Village of Lakeview enters digital age with promotional video

Posted by Mike Taylor • Last Updated 2:30 pm on Wednesday, July 11 2012

LAKEVIEW — The German author and playwright Goethe once wrote, “One must ask children and birds how cherries and strawberries taste.” That’s a philosophy recently taken to heart by Lakeview Village Manager James Freed while producing a promotional video for the town.

Rather than hire a big production company to slap together a slick advertisement for the village, Freed and Lakeview Marketing Director Alexandrea Andersen opted for a more “small town” approach; on-the-street interviews with locals interspersed with footage of some of the town’s highlights. The result is a one-minute video — recently posted on Facebook and the village’s website — showcasing the “real” Lakeview.

According to Freed, this more honest approach to portraying the town lends the video an authenticity many such projects lack.

Lakeview residents provided the commentary for a recent video produced to publicize the many features the village has to offer. — Courtesy photo

“Nobody goes on social media sites to watch professional video,” Freed said. “They go to see real people talking about the town they live in. So far we’ve gotten over 700 views in just one day and we haven’t even publicized it that much.”

The video took about a month to produce, including editing, but most of the footage was shot in a single weekend, during Lakeview’s Summerfest, June 15 and 16. Andersen, who serves as marketing director for both the village and Chamber of Commerce, spearheaded the project.
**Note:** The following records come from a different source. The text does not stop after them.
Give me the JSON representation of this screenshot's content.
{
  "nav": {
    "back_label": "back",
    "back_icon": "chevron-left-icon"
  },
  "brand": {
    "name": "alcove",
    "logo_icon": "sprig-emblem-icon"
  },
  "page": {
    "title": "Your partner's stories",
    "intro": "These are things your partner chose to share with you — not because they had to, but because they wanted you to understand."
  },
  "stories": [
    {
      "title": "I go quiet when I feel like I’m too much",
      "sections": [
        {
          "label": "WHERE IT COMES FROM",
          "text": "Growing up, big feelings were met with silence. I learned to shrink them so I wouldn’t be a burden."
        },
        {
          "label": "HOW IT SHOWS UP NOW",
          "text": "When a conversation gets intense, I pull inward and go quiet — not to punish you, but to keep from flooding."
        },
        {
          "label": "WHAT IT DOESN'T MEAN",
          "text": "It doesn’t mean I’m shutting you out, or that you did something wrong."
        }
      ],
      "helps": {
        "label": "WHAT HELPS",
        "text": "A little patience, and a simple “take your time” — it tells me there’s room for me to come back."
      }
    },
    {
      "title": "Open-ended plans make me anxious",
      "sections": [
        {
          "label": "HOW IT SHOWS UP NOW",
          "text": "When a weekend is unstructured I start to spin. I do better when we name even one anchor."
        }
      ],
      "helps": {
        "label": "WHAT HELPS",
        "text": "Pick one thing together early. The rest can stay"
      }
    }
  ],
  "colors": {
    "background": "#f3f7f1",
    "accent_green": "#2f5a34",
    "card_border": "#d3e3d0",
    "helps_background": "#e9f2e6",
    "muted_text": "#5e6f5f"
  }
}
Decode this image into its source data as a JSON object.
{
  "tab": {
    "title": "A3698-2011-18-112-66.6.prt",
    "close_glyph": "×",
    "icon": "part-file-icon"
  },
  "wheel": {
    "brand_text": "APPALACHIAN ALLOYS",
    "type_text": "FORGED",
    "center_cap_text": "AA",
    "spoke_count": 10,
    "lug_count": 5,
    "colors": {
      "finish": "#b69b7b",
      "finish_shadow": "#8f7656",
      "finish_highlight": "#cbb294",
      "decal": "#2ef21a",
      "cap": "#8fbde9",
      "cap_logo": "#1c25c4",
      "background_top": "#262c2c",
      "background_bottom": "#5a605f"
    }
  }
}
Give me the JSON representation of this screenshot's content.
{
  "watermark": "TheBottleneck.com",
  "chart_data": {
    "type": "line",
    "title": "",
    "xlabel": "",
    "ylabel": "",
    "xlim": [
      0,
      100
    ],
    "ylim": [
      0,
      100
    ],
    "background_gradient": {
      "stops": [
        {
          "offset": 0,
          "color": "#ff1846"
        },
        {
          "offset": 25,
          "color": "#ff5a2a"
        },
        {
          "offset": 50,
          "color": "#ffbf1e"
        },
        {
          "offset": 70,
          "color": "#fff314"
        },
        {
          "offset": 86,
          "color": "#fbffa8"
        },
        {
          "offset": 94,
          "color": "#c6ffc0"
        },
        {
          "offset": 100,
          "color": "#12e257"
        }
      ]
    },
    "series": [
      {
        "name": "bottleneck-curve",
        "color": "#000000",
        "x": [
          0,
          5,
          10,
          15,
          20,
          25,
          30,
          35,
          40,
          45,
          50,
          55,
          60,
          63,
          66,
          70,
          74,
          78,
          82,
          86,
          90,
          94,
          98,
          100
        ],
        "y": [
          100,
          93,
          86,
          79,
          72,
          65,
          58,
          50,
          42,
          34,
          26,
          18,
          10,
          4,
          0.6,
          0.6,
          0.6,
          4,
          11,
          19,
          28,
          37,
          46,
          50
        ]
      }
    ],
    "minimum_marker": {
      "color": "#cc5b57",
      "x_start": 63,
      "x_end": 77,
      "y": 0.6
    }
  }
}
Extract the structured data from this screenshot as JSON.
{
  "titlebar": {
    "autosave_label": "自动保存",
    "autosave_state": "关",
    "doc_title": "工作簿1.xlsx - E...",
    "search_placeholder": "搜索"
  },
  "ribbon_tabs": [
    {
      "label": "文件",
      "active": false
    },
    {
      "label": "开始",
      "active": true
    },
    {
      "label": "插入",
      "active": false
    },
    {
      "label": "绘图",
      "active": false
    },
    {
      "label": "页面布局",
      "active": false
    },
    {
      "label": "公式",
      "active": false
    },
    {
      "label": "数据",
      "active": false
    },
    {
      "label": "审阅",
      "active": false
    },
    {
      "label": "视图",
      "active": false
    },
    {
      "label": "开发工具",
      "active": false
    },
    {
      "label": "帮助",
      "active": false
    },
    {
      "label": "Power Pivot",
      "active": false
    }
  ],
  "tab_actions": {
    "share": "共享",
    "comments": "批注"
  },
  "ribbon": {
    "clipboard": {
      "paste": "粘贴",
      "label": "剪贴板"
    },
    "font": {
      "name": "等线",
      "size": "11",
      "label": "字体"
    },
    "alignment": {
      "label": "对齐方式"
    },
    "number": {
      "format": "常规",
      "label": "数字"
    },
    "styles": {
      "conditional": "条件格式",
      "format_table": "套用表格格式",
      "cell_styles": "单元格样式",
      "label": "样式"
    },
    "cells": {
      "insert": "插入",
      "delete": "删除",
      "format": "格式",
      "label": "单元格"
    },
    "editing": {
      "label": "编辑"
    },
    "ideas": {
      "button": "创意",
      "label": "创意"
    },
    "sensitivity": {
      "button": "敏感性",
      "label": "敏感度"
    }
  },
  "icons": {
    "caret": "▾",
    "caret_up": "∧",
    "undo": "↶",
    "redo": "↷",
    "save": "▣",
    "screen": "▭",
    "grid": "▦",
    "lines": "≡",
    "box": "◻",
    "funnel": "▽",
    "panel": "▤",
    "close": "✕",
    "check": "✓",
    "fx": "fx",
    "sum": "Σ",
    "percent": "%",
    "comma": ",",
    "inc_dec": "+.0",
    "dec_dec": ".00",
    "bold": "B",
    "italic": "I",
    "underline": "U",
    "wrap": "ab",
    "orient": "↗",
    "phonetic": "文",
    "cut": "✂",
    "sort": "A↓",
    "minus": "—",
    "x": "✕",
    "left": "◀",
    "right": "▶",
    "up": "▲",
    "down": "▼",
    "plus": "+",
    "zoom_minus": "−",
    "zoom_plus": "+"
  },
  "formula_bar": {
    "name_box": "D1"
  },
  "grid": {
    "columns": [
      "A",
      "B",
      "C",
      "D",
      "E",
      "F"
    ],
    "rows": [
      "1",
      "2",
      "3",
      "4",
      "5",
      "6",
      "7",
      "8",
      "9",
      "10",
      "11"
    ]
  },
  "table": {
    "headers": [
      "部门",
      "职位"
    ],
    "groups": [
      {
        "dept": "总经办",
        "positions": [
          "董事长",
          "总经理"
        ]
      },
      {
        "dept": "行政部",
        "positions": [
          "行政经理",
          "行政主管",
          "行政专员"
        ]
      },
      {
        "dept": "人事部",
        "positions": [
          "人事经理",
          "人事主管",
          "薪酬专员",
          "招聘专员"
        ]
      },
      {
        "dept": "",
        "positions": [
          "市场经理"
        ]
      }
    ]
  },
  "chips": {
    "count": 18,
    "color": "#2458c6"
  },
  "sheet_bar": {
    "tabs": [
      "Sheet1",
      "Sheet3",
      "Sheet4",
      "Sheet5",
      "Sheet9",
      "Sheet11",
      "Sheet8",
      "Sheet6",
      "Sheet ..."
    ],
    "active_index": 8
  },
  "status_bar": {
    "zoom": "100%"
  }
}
“James (Freed) came to me and said the village needed someone with both a knowledge of advertising who also knew Lakeview,” Andersen said. “I grew up here, so I know the town pretty well.”

Andersen and Freed spent much of Summerfest weekend touring Lakeview with a videographer in tow, shooting footage of some of the village’s best features and interviewing “townies.”

“We talked to a lot of people during that time,” Andersen said. “Then we went out on Tamarack Lake and got a lot of good shots. For only three people working on the project, I think it turned out pretty well.”

Freed stressed that none of the video was scripted. The responses of those interviewed are spur of the moment and unrehearsed.

“We didn’t tell people what to say,” Freed said. “We just asked them what they think about Lakeview and filmed their honest response. The people of Montcalm County and Lakeview have an incredible story to tell the world and that’s really what we wanted to do. There are 1200 rural communities in Michigan, many like Lakeview, but though we’re similar, we’re also very special. I think it’s important that we’re able to share our story with the world.”

The video cost $2,200 to produce, which Freed calls “not bad,” considering some neighboring communities have payed up to $20,000 for similar projects.